Sunday, March 01, 2009

Elderly relatives

One country tradition I remember well from my childhood is having neighbors that look in on each other, and in typical small-town fashion, knowing almost everything there is to know about everyone else on the "block" or in the square-miles-wide local farm community. As a teenager I thought this was stifling, but now in my mature old age I see the wisdom of this tradition.

In our fast-paced, high-tech virtual world it seems that we don't have as much time for just sitting down and chatting with each other as we did back then (gosh, folks, I'm only talking 40 years ago!)

These last two weeks my father has been in the hospital fighting for his life with so many problems it was fortunate the doctors knew where to begin.
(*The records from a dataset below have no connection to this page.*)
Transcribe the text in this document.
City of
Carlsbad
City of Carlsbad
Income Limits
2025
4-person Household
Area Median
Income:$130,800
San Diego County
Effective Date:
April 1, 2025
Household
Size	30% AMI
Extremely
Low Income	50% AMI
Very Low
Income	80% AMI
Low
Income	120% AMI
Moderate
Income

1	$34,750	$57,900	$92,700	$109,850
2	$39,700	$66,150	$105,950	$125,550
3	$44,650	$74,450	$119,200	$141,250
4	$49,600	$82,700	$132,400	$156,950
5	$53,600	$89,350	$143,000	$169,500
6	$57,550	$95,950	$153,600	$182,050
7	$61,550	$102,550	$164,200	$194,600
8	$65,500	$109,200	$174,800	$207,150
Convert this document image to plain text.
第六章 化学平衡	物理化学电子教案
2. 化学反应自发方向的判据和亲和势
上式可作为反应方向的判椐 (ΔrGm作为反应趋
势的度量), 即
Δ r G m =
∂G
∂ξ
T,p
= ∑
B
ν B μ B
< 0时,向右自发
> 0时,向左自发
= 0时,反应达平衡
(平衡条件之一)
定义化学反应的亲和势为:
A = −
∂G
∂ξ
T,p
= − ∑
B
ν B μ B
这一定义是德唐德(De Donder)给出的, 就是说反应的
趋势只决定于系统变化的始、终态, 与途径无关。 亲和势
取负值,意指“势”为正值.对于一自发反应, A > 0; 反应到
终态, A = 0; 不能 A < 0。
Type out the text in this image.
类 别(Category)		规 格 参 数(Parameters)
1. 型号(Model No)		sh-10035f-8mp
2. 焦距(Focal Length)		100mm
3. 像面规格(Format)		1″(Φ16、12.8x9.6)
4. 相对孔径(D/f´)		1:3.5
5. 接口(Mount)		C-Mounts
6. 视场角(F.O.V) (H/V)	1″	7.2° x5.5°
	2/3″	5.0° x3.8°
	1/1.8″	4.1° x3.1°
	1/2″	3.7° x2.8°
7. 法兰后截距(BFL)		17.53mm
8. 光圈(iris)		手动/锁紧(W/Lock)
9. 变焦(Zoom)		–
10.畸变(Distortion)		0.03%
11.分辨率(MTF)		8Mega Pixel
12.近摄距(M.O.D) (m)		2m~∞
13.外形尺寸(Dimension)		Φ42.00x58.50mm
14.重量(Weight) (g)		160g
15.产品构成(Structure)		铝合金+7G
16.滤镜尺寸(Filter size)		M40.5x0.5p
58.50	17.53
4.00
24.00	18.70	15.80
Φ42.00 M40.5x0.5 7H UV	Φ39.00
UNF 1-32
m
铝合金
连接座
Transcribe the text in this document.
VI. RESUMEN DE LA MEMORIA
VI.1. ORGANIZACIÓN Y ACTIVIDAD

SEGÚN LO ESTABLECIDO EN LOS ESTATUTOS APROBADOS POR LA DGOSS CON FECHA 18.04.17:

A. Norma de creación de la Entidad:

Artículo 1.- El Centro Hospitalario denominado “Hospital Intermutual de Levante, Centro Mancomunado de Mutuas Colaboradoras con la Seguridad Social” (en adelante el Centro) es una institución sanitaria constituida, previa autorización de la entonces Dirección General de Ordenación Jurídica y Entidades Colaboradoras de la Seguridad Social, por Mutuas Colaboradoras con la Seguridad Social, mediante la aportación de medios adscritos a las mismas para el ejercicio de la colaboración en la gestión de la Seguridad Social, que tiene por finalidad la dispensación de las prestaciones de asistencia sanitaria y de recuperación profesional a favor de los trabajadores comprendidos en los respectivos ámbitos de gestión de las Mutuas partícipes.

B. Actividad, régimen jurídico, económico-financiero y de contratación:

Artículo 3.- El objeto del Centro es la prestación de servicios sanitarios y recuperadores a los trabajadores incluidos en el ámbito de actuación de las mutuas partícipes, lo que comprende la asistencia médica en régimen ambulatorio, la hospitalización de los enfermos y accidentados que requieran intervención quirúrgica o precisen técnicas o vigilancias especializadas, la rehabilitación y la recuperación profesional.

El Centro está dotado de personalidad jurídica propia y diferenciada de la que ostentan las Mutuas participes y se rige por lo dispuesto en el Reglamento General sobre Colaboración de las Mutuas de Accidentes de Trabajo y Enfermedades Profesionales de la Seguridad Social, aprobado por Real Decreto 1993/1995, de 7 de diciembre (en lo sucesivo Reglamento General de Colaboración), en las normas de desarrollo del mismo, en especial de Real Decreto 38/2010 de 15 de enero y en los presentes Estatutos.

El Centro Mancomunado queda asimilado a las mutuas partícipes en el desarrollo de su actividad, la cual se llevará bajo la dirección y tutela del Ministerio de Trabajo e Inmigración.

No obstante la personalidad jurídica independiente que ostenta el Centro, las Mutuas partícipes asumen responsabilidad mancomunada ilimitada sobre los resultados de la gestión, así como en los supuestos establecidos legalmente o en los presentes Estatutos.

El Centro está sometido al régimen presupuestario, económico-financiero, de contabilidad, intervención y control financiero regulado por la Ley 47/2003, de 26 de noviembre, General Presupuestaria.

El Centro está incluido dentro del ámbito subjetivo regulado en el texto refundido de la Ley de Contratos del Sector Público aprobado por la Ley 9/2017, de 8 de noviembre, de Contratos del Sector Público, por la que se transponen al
He thought he had a minor infection and fever, went to the emergency room, and had a heart attack there. The initial diagnosis that got him admitted to intensive care was pneumonia, which turned into sepsis. Treatment with strong new antibiotics cleared up the infection, but he didn't improve. After almost 10 days in the hospital intensive care unit they finally realized it was an uncommon reaction to a drug he was taking for his heart arrythmia and had been taking for almost a year.

My dad had been following up with his family physician, but had decided to change from the cardiologist he had been seeing an hour away, to a more local cardiologist. Except he hadn't visited the local cardiologist yet. We are still trying to understand how the information got lost in the shuffle - that patients on this drug, Amiodarone, are supposed to be monitored by both a cardiologist and a pulmonologist. As it states on the link, "since many patients taking amiodarone have a history of heart problems, their symptons are easy to mistake for heart disease (or sometimes, the effects of aging).

This is not the only drug he is taking that has a list of side effects a mile long. At my last visit I noticed how "puffy" he was, but he had a scheduled visit to the family doctor the next day, so I wasn't too concerned. Next thing I knew he was on his way to the hospital in the ambulance.

Please look in on your elderly neighbors. If you don't know who they are, get to know them. Take them a casserole sometime if you have too much (but remember that many elderly are on restricted diets or are diabetic.) Don't be afraid to be nosy.